Secara finansial, Rasul memang hidup dalam kesahajaan. Tapi
siapa sangka mereka juga ternyata merasakan kebahagiaan finansial. Karena
kebahagiaan yang terakhir ini tidak ditentukan oleh jumlah harta yang dimiliki,
tapi oleh perasaan qanaah (cukup) atas rizki yang Allah karuniakan.
Kesiapan
Mental Spiritual
Paling sedikit ada empat persiapan yang harus dilakukan
untuk membentuk keluarga sakinah mawaddah wa rahmah. Yakni persiapan ilmu
menyangkut tentang bagaimana hidup sebagai istri/ibu atau sebagai suami/bapak
dan bagaimana menjalani hidup bersama dalam sebuah keluarga dengan segala hak
dan kewajibannya. Berikutnya adalah persiapan mental, finansial dan fisikal
(kesehatan).
Empat persiapan itu perlu dilakukan oleh calon pengantin,
mengingat bahwa pernikahan berarti mempertautkan dua pribadi dari dua keluarga
yang sama sekali berbeda. Hidup dalam satu atap dengan pasangan barunya jelas
akan membawa perubahan-perubahan yang drastis. Yang semula sendiri, kini berdua.
Yang semula bebas kini terikat dengan hak dan tanggungjawab dan sebagainya.
Untuk menghadapi semua itu, diperlukan kesiapan mental.
Yakni bagaimana menghadapi tekanan hidup dengan berbagai macam problematika
kehidupan, kemampuan untuk menyesuaikan diri dengan pasangan dan sebagainya.
Pasangan yang memiliki kesiapan mental akan dapat menjalani semua tekanan itu
dengan jiwa yang tegar, sabar dan optimis.

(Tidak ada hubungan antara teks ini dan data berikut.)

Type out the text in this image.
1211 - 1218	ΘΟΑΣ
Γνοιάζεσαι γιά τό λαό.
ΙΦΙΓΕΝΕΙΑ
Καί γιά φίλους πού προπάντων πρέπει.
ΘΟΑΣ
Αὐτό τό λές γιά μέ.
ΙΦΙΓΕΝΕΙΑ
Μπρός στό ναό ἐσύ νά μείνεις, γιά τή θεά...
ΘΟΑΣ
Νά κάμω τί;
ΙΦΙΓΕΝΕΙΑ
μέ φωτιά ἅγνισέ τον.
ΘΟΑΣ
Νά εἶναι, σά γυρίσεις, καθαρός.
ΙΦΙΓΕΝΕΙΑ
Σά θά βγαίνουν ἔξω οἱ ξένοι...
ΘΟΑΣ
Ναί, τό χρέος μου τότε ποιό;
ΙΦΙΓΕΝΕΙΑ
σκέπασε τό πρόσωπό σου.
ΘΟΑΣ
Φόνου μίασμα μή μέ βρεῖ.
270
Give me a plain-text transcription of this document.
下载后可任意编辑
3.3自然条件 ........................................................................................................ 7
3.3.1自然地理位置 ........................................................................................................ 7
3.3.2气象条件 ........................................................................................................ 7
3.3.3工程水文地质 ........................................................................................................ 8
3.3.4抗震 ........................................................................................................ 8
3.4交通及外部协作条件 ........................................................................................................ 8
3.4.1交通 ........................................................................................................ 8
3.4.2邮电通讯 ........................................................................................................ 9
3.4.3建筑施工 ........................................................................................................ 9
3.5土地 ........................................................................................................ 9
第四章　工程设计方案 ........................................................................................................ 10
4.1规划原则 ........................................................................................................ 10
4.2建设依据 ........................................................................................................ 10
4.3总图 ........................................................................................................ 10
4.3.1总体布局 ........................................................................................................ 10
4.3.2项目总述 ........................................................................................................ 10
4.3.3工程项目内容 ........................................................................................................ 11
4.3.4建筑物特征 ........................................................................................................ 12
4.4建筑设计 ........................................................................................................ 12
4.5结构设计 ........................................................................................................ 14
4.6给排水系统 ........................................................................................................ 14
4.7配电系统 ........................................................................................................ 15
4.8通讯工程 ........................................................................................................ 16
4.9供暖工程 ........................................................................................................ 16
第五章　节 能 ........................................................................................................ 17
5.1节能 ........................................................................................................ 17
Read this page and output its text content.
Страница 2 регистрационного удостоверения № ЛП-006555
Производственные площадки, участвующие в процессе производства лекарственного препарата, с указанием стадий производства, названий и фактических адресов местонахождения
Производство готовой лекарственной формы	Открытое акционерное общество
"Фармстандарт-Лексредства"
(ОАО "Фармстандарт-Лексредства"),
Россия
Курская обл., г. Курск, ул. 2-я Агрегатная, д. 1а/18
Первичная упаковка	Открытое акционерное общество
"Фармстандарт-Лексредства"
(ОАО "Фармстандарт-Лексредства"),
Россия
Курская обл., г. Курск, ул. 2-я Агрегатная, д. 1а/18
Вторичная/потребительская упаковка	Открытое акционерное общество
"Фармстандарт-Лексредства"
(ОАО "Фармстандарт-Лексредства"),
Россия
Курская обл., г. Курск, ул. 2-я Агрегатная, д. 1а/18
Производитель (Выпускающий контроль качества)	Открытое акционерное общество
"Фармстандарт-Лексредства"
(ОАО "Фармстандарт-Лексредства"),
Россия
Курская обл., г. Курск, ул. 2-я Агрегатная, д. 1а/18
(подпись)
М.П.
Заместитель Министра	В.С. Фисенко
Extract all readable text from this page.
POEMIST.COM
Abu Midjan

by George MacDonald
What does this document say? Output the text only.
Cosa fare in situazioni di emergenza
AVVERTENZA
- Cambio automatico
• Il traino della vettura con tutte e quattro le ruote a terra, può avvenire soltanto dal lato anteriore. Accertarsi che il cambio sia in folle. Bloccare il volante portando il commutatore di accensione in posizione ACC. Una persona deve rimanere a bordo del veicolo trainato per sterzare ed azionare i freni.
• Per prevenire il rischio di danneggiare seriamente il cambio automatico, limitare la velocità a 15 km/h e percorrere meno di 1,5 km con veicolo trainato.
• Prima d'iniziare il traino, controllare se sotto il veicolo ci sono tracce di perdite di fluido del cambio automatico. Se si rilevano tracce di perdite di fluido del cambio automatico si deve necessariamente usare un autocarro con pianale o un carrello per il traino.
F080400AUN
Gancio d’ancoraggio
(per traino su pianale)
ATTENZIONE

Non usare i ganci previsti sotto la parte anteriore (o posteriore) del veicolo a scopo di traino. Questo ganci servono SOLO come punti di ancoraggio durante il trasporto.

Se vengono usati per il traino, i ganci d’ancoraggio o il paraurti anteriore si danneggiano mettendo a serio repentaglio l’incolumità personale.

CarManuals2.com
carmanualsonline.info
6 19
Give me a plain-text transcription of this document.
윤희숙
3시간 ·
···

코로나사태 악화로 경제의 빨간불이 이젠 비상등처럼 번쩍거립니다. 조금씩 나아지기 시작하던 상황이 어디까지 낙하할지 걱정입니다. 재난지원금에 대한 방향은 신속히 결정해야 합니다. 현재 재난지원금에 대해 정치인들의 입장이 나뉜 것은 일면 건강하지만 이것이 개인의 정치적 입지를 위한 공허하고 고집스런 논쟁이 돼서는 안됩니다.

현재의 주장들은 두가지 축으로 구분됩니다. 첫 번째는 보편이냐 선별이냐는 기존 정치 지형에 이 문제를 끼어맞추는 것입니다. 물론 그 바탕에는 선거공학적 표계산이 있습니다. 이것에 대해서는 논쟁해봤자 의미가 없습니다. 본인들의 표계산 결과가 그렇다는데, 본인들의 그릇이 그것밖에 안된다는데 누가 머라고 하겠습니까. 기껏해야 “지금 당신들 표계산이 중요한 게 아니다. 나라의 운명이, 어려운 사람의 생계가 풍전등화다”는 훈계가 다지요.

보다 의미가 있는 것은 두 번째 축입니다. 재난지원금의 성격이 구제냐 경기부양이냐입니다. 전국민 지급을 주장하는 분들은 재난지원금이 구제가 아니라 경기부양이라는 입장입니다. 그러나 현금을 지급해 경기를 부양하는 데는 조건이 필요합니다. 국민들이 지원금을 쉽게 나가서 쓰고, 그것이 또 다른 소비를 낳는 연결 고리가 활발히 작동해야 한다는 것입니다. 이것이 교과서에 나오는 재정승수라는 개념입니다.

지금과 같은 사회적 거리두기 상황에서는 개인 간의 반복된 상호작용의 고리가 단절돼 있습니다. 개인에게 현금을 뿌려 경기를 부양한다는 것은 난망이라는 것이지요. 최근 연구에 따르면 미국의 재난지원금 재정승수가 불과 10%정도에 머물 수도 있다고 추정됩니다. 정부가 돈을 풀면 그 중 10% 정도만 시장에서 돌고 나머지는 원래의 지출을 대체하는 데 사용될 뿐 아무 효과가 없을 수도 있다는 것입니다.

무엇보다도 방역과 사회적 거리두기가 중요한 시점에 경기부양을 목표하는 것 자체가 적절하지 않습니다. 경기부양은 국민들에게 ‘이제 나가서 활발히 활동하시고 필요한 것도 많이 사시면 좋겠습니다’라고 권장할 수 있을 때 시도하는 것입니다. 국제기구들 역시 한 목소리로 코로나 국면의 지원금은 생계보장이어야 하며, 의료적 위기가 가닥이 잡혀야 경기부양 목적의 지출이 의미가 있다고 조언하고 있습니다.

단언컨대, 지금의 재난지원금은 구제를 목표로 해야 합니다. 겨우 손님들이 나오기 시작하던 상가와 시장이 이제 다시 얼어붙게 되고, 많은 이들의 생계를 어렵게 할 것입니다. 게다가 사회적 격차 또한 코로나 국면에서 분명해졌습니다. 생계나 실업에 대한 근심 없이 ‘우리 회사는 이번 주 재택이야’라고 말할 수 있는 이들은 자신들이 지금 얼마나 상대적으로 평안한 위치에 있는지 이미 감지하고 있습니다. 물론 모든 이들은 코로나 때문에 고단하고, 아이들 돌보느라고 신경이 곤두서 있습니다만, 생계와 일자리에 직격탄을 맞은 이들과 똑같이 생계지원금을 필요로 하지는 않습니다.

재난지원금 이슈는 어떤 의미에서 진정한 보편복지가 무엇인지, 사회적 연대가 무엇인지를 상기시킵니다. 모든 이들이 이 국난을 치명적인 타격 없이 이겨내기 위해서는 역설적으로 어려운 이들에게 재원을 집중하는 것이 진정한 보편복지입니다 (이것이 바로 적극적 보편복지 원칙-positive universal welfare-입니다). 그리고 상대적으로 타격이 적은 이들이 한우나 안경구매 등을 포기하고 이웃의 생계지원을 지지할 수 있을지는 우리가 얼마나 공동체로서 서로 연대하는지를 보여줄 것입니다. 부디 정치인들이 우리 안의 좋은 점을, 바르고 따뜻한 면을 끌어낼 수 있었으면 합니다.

Sebaliknya yang tidak memiliki kesiapan mental akan banyak
sekali menghadapi tekanan mental. Mungkin persoalan yang dihadapi sebenarnnya
biasa-biasa saja, tapi karena memang dasarnya miskin ketahanan mental,
akibatnya menjadi sangat serius.
Keluarga
yang normal dalam ukuran Islam adalah keluarga yang mampu mewujudkan sejumlah
fungsi pokoknya, yaknsi fungsi ekonomi, fungsi sosial, fungsi edukatif, fungsi
protektif, fungsi religius, fungsi rekreatif, fungsi dakwah dan fungsi afektif.
Terpenuhinya seluruh hak dan kewajiban anggota keluarga (suami, istri dan
anak-anak) akan membuat semua fungsi tersebut berjalan.
Sehingga peluang tercapainya enam kebahagiaan dalam
keluarga sakinah terbuka lebar. Sebaliknya, pengabaian sebagian apalagi seluruh
hak dan kewajiban anggota keluarga jelas akan menimbulkan disfungsi keluarga.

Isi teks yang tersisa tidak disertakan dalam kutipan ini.